McDonald’s Corporation (NYSE:MCD) and Starbucks Corporation (NASDAQ:SBUX) operate in a related industry. Both offer consumer food-related products, which get affected almost equally in tight economies. For this reason, an investor looking for exposure to such sectors has MacDonald’s and Starbucks in mind. We believe both stocks carry unique attributes and subtle differences that should be considered.
Looking at McDonald’s, the stock has demonstrated defensive features this year. The stock has less than 2% losses year-to-date as most equities crashed by double digits. In its latest quarter, the company’s per-share earnings came at $2.55. That was more than $2.37 the prior year and $2.47 estimates. The higher earnings came despite lower and missed revenues of $5.72 billion in the quarter. It underlined McDonald’s ability to override the high inflation environment and deliver results.
On the contrary, Starbucks has hit a snag this year as most stocks tanked. The YTD return is -27.34%, almost three times worse than losses in the Nasdaq composite. The losses come after the Covid-19 slowdowns and increased scrutiny of its products in China. Starbucks reports earnings on August 2 after the market close. Analysts are not very optimistic and project $0.77 per share earnings. The projected earnings are lower than $1.01 last year.
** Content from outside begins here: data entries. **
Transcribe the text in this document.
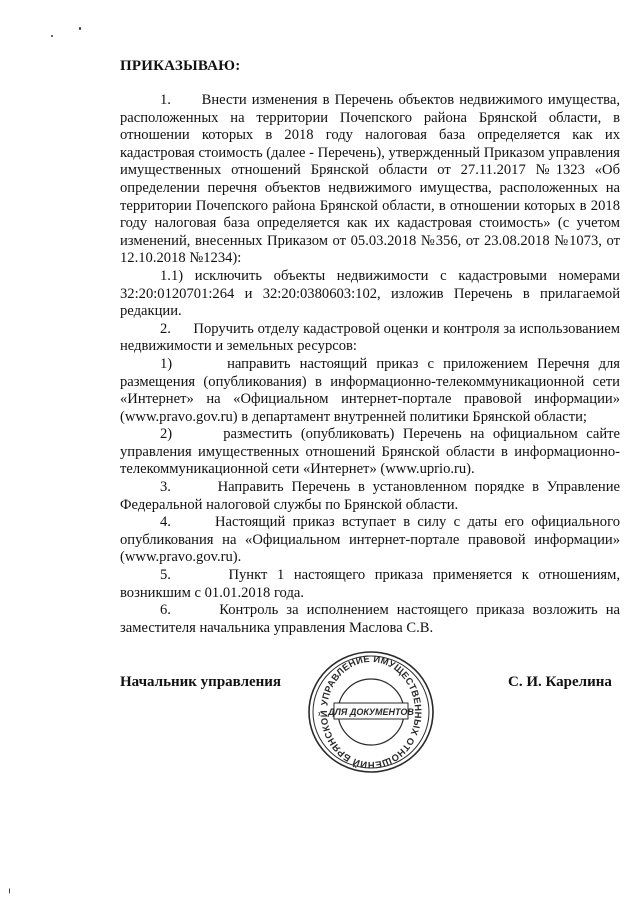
ПРИКАЗЫВАЮ:

1.      Внести изменения в Перечень объектов недвижимого имущества, расположенных на территории Почепского района Брянской области, в отношении которых в 2018 году налоговая база определяется как их кадастровая стоимость (далее - Перечень), утвержденный Приказом управления имущественных отношений Брянской области от 27.11.2017 №1323 «Об определении перечня объектов недвижимого имущества, расположенных на территории Почепского района Брянской области, в отношении которых в 2018 году налоговая база определяется как их кадастровая стоимость» (с учетом изменений, внесенных Приказом от 05.03.2018 №356, от 23.08.2018 №1073, от 12.10.2018 №1234):

1.1) исключить объекты недвижимости с кадастровыми номерами 32:20:0120701:264 и 32:20:0380603:102, изложив Перечень в прилагаемой редакции.

2.      Поручить отделу кадастровой оценки и контроля за использованием недвижимости и земельных ресурсов:

1)      направить настоящий приказ с приложением Перечня для размещения (опубликования) в информационно-телекоммуникационной сети «Интернет» на «Официальном интернет-портале правовой информации» (www.pravo.gov.ru) в департамент внутренней политики Брянской области;

2)      разместить (опубликовать) Перечень на официальном сайте управления имущественных отношений Брянской области в информационно-телекоммуникационной сети «Интернет» (www.uprio.ru).

3.      Направить Перечень в установленном порядке в Управление Федеральной налоговой службы по Брянской области.

4.      Настоящий приказ вступает в силу с даты его официального опубликования на «Официальном интернет-портале правовой информации» (www.pravo.gov.ru).

5.      Пункт 1 настоящего приказа применяется к отношениям, возникшим с 01.01.2018 года.

6.      Контроль за исполнением настоящего приказа возложить на заместителя начальника управления Маслова С.В.

Начальник управления	С. И. Карелина
УПРАВЛЕНИЕ ИМУЩЕСТВЕННЫХ ОТНОШЕНИЙ БРЯНСКОЙ ДЛЯ ДОКУМЕНТОВ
MacDonald’s and Starbucks are on an uptrend
Source – TradingView
Technically, both MacDonald’s and Starbucks are bullish. MCD gains in a month are 6.68%, which accelerated after the quarter results. The stock has broken past key resistance at $253.
Starbucks’ returns in the month are higher at 10.98%. The stock has also surged above a key level at $80.00.
Concluding thoughts
McDonald’s stock offers better assurances for investors still wary of recession. It offers more predictable short-term returns. Starbucks faces risks of a downturn if recession risks remain. However, it stands to return more if the economy recovers due to its beaten-down price.